Respiratory burst quantification
1×106 cells were collected and centrifuged at 700 rpm for 5 min. Cell pellets were resuspended in 500 µl 37°C PBS containing 5 µM 5-(and-6)-chloromethyl-2′,7′-dichlorodihydro–fluorescein diacetate acetyl ester (H2-DCF, Molecular Probes, Eugene, OR) and 0.2 µg/ml 12-o-tetradecanoylphorbol-13-acetate (TPA, Sigma, St. Louis, MO). Both, H2-DCF and TPA stock solutions were made in DMSO at concentrations of 0.2 mg/ml and 5 mM, respectively. A control group incubated in H2-DCF and DMSO without TPA was included. Cells were incubated for 20 min at 37°C prior to analysis by flow cytometry. Oxidized DCF was excited by a 488 nm laser and emission collected with a 530/30 nm band pass filter. The shift in fluorescence intensity in response to TPA was used to determine the percent cells with the capability to generate inducible oxidative metabolites [58]. Gates to determine percent positive cells were set to exclude 95% of control cells not stimulated with TPA.
Cell cycle quantification
1×106 cells were collected by centrifugation at 700 rpm for 5 min and resuspended in 200 µl of cold propidium iodide (PI) hypotonic staining solution containing 50 µg/ml propidium iodine, 1 µl/ml Triton X-100, and 1 mg/ml sodium citrate. Cells were incubated at room temperature for 1 h and analyzed by flow cytometry using 488-nm excitation and collected with a 575/26 band-pass filter. Doublets were identified by a PI signal width versus area plot and excluded from the analysis [58], [59].

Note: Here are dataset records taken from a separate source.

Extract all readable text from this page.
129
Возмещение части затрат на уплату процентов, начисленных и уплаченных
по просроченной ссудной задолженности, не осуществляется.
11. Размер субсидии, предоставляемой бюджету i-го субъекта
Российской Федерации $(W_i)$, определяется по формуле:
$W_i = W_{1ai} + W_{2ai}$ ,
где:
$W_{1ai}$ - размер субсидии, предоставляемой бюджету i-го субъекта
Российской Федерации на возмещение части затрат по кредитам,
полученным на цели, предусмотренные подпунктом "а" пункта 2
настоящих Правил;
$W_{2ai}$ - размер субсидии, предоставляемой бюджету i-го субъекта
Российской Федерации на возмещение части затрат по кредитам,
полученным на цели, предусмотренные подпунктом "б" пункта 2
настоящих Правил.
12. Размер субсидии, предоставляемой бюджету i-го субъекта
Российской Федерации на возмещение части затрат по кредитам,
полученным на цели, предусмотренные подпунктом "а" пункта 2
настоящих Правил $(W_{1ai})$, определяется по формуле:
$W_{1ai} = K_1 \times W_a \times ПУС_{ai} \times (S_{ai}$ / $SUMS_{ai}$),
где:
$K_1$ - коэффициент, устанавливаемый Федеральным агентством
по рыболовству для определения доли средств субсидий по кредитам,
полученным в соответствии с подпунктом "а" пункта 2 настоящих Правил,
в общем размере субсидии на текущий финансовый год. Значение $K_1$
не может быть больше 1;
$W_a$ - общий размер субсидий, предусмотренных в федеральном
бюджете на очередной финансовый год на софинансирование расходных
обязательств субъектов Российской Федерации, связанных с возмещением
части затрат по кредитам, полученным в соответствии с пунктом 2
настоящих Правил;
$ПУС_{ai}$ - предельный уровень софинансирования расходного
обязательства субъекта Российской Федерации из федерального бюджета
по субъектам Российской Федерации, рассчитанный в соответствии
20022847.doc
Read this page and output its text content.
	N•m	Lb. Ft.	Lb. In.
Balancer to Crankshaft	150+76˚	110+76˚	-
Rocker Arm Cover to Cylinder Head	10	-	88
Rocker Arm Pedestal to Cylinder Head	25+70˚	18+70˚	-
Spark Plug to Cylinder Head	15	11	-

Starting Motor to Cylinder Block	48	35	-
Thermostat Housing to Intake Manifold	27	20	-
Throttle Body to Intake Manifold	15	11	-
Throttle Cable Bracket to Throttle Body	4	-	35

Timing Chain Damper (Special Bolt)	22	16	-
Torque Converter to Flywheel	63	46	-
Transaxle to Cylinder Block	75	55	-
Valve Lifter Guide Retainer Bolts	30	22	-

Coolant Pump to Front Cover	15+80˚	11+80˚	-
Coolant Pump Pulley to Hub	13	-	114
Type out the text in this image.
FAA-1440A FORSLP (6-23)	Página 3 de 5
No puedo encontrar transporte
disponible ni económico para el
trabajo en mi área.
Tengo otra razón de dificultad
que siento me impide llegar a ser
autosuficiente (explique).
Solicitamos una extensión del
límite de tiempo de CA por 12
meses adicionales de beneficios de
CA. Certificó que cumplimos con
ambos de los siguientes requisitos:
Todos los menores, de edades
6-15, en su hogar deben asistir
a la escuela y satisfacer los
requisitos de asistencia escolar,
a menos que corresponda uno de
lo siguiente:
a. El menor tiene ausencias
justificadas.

Protein detection by Western Blotting
2×107 cells were lysed using 350–400 µL lysis buffer (Pierce, Rockford, IL) supplemented with protease and phosphatase inhibitors (Sigma, St. Louis, MO), and lysates were cleared by centrifugation at 13,000 rpm for 30 min at 4°C. Equal amounts of total protein lysates (15 µg) were resolved by SDS-PAGE, transferred onto PVDF membranes and probed with antibodies. c-Cbl (C-15) antibody was from Santa Cruz Biotechnology (Santa Cruz, CA). pS621c-Raf antibody was from Pierce Thermo Scientific (Lafayette, CO). Lyn, Fgr, pY416-SFK, AhR, Vav1, Slp76, p47phox, c-Raf, pS259c-Raf, pS289/296/301c-Raf, VDR, RARα, GAPDH, horseradish peroxidase anti-mouse and horseradish peroxidase anti-rabbit were from Cell Signaling (Danvers, MA, USA). Enhanced chemiluminescence ECL reagent (GE Healthcare, Pittsburg, PA) was used for detection.
Statistical analysis
Treatment group means were compared using the Paired-Samples T-Test. The data represent the means of three repeats ± S.E.M. A p-value of <0.05 was considered significant (using GraphPad software and Excel). For agglomerative hierarchical clustering of signaling data, average quantified Western blot data was clustered using Cluster 3.0 and visualized with TreeView. To assess the correlation of the expression patterns of both the phenotypic markers and signaling molecules, a hierarchical cluster analysis [60] was conducted by single linkage method (nearest neighbor) and marker similarity metrics based on the Pearson correlation using SYSTAT 8.0 software.
Supporting Information
Funding Statement
This work was supported by grants R01 CA033505 and R01 CA152870 from NIH (A.Y.) and NIH/PS-OC (Shuler/A.Y./R.P.B.), NYSTEM NY Dept. Health (A.Y.), Cornell Vertebrate Genomics (VERGE) (R.P.B.), and CBET-0846876 from NSF (J.D.V./H.A.J.). The funders had no role in study design, data collection and analysis, decision to publish, or preparation of the manuscript.